口もきけぬほどに枯れ切ったのどは、5日目にしてついに叫び声を上げなくなった。恐怖は少年の思考を完全に低下させ、その顔から生気を奪っていた。少年は動くこともなく、乳歯が抜け落ちるように崩れていく目や腕を、その髑髏の虚で眺めている。叫んでも叫ばなくても変わらない体の状況に、少年は絶望を通り越して何も感じなくなっていた。白衣の男たちが腕や目玉を回収し、少年の体に触れ何かしらの検査をしていても、少年は何も言わなかった。声を発したところで、自分の声は今の自分の状況を改善することにならないと、少年はこの4日間で味わっていた。
恐怖によって食いつぶされ、穴の開いた心は無気力と無力感によって埋められていた。
少年のその無の中に、人の温かみが注がれたのは、10日くらい後のことだった。
「やあ、坊や。起きたかい?本日の食事は栄養満点のおかゆだ!いつものおかゆとは一味違うぞ!なんと醤油味だ!」
無精ひげを生やした白衣姿の男は、毎日朝昼晩と少年に食事をもってきていた。そのすべてがおかゆだったのは、きっと少年が固形物を食べられるのかどうか判断がつかなかったせいだろう。男は少年をいつも殴りつける白衣の男たちと仲間ではあったが、彼は一度も少年を殴ることがなかった。だから少年は、思考の停止した中でも、彼を他の白衣とは違うというあいまいなカテゴリーに入れて区別することが出来た。
「ほら、起き上がれるかい?」
彼は少年の背中と腹を支え、ベッドの上で起き上がらせる。不用意に力を加えれば彼の腕や目玉が衝撃で落ちかねない。

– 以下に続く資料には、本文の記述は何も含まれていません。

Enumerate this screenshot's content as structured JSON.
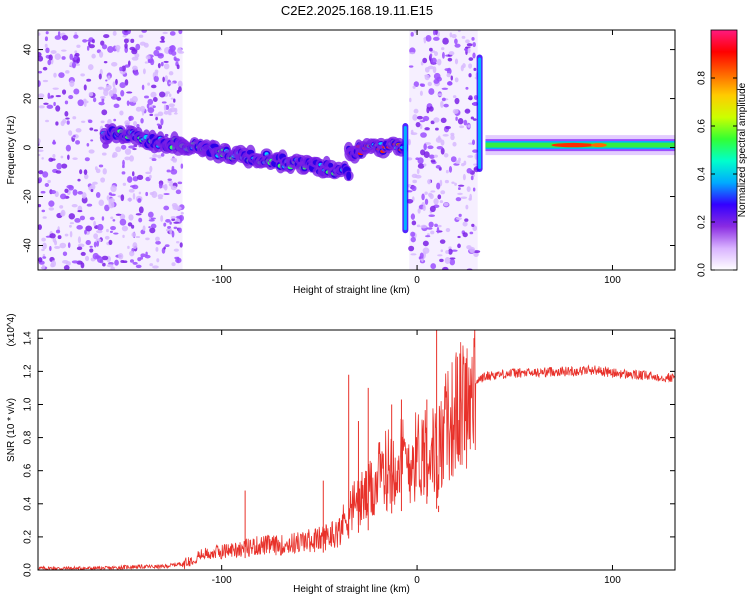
{
  "title": "C2E2.2025.168.19.11.E15",
  "chart_data": [
    {
      "type": "heatmap",
      "xlabel": "Height of straight line (km)",
      "ylabel": "Frequency (Hz)",
      "xlim": [
        -194,
        132
      ],
      "ylim": [
        -50,
        48
      ],
      "xticks": [
        -100,
        0,
        100
      ],
      "yticks": [
        -40,
        -20,
        0,
        20,
        40
      ],
      "colorbar": {
        "label": "Normalized spectral amplitude",
        "range": [
          0,
          1
        ],
        "ticks": [
          0.0,
          0.2,
          0.4,
          0.6,
          0.8
        ],
        "colors": [
          "#ffffff",
          "#d9b3ff",
          "#8a2be2",
          "#3300ff",
          "#00aaff",
          "#00ffcc",
          "#33ff33",
          "#ccff00",
          "#ffcc00",
          "#ff6600",
          "#ff0000",
          "#ff1a80"
        ]
      },
      "broadband_regions": [
        {
          "x": [
            -194,
            -120
          ],
          "y": [
            -50,
            48
          ],
          "level": 0.25
        },
        {
          "x": [
            -4,
            31
          ],
          "y": [
            -50,
            48
          ],
          "level": 0.25
        }
      ],
      "tone_segments": [
        {
          "x": [
            -160,
            -35
          ],
          "freq": [
            6,
            -10
          ],
          "level": 0.5
        },
        {
          "x": [
            -35,
            -7
          ],
          "freq": [
            -2,
            1
          ],
          "level": 0.8
        },
        {
          "x": [
            35,
            132
          ],
          "freq": [
            1,
            1
          ],
          "level": 0.7
        }
      ],
      "features": [
        {
          "x": -6,
          "y": [
            -35,
            10
          ]
        },
        {
          "x": 32,
          "y": [
            -10,
            38
          ]
        }
      ]
    },
    {
      "type": "line",
      "xlabel": "Height of straight line (km)",
      "ylabel": "SNR (10 * v/v)",
      "multiplier": "(x10^4)",
      "xlim": [
        -194,
        132
      ],
      "ylim": [
        0,
        1.45
      ],
      "xticks": [
        -100,
        0,
        100
      ],
      "yticks": [
        0.0,
        0.2,
        0.4,
        0.6,
        0.8,
        1.0,
        1.2,
        1.4
      ],
      "color": "#e8312a",
      "x": [
        -194,
        -180,
        -160,
        -145,
        -130,
        -120,
        -110,
        -100,
        -90,
        -80,
        -70,
        -60,
        -50,
        -40,
        -35,
        -30,
        -25,
        -20,
        -15,
        -10,
        -5,
        0,
        5,
        10,
        15,
        20,
        25,
        30,
        35,
        40,
        50,
        60,
        70,
        80,
        90,
        100,
        110,
        120,
        132
      ],
      "y": [
        0.01,
        0.01,
        0.01,
        0.02,
        0.02,
        0.04,
        0.1,
        0.12,
        0.14,
        0.16,
        0.16,
        0.18,
        0.2,
        0.25,
        0.38,
        0.45,
        0.48,
        0.58,
        0.66,
        0.72,
        0.7,
        0.74,
        0.8,
        0.74,
        0.92,
        1.02,
        1.1,
        1.14,
        1.17,
        1.18,
        1.19,
        1.19,
        1.2,
        1.2,
        1.21,
        1.19,
        1.18,
        1.17,
        1.16
      ],
      "spikes": [
        {
          "x": -35,
          "y": 1.18
        },
        {
          "x": -30,
          "y": 0.9
        },
        {
          "x": -25,
          "y": 1.1
        },
        {
          "x": -13,
          "y": 1.0
        },
        {
          "x": -8,
          "y": 1.03
        },
        {
          "x": 5,
          "y": 1.03
        },
        {
          "x": 10,
          "y": 1.45
        },
        {
          "x": 11,
          "y": 0.35
        },
        {
          "x": -88,
          "y": 0.48
        },
        {
          "x": -48,
          "y": 0.54
        }
      ]
    }
  ]
}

「よし、だいじょうぶだね。自分で、食べられるかい?」
「……」
少年は男が差し出す白いスプーンを手に取る。震える手で、膝の上に置かれた御粥をすくう。もう何度か握っては落としていたスプーンだったが、その時初めて、少年は自分の口におかゆを最後までもっていくことが出来た。
その様子を見て少年よりも喜んだのは、その男だった。彼は我が子が初めて立ったとでもいうような、喜びに満ちた笑みを浮かべて言う。

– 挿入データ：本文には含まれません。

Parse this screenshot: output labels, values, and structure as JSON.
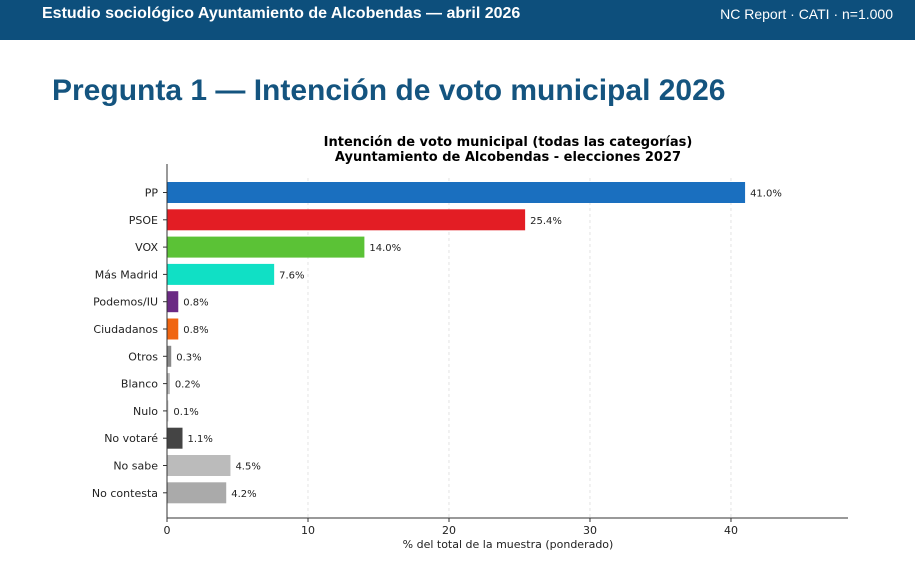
{
  "header": {
    "study_title": "Estudio sociológico Ayuntamiento de Alcobendas — abril 2026",
    "meta": "NC Report · CATI · n=1.000"
  },
  "page": {
    "title": "Pregunta 1 — Intención de voto municipal 2026"
  },
  "chart_data": {
    "type": "bar",
    "orientation": "horizontal",
    "title": "Intención de voto municipal (todas las categorías)",
    "subtitle": "Ayuntamiento de Alcobendas - elecciones 2027",
    "xlabel": "% del total de la muestra (ponderado)",
    "ylabel": "",
    "xlim": [
      0,
      48.3
    ],
    "xticks": [
      0,
      10,
      20,
      30,
      40
    ],
    "grid": "vertical dashed",
    "categories": [
      "PP",
      "PSOE",
      "VOX",
      "Más Madrid",
      "Podemos/IU",
      "Ciudadanos",
      "Otros",
      "Blanco",
      "Nulo",
      "No votaré",
      "No sabe",
      "No contesta"
    ],
    "values": [
      41.0,
      25.4,
      14.0,
      7.6,
      0.8,
      0.8,
      0.3,
      0.2,
      0.1,
      1.1,
      4.5,
      4.2
    ],
    "labels": [
      "41.0%",
      "25.4%",
      "14.0%",
      "7.6%",
      "0.8%",
      "0.8%",
      "0.3%",
      "0.2%",
      "0.1%",
      "1.1%",
      "4.5%",
      "4.2%"
    ],
    "colors": [
      "#1a6fbf",
      "#e31d24",
      "#5bc236",
      "#10e0c5",
      "#6b2a84",
      "#f06511",
      "#888888",
      "#b5b5b5",
      "#cccccc",
      "#444444",
      "#bbbbbb",
      "#aaaaaa"
    ]
  }
}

「おお、いいじゃないか。その調子その調子!『リハビリ』にもなるからね!」
その瞬間、少年の腕は肩からボロリと外れて落ちていった。少年はその様子を見て小さく体を震わせ、腕からすぐに視線を外した。
男は哀しそうに微笑むと、少年に気にすることはない、と言って代わりにおかゆを口に運んでいった。
◇
ちょうど2週間が過ぎたあたりには、少年は会話ができるほどになった。と言っても、おかゆを持ってくる男にだけではあったが。
「白井斗真?」
「ああ。ぼくの名前だよ。白井斗真。歳は今年で38だ。君の名前は?」
「……吉岡、勝輝」
「勝輝君か!いい名前だね。輝くって字がまたいい。男の子って感じだね!」
中背の男はにこやかな笑顔を見せて右手を差し出した。
「遅くなったけれど、僕が君の主治医だ。よろしくね、勝輝君」
白井斗真という男は、時間をかけて少年が置かれている状況を説明した。10月1日に起きた『黒箱』によるショッピングモール爆破事件で、少年は『体』を失ったということ。そしてその失った体を、エーテルが細胞化してできた『創造体』によって補っているということ。医療チームはまだ『体』のどこまでがエーテルでできているのか、判断できていないのだと言った。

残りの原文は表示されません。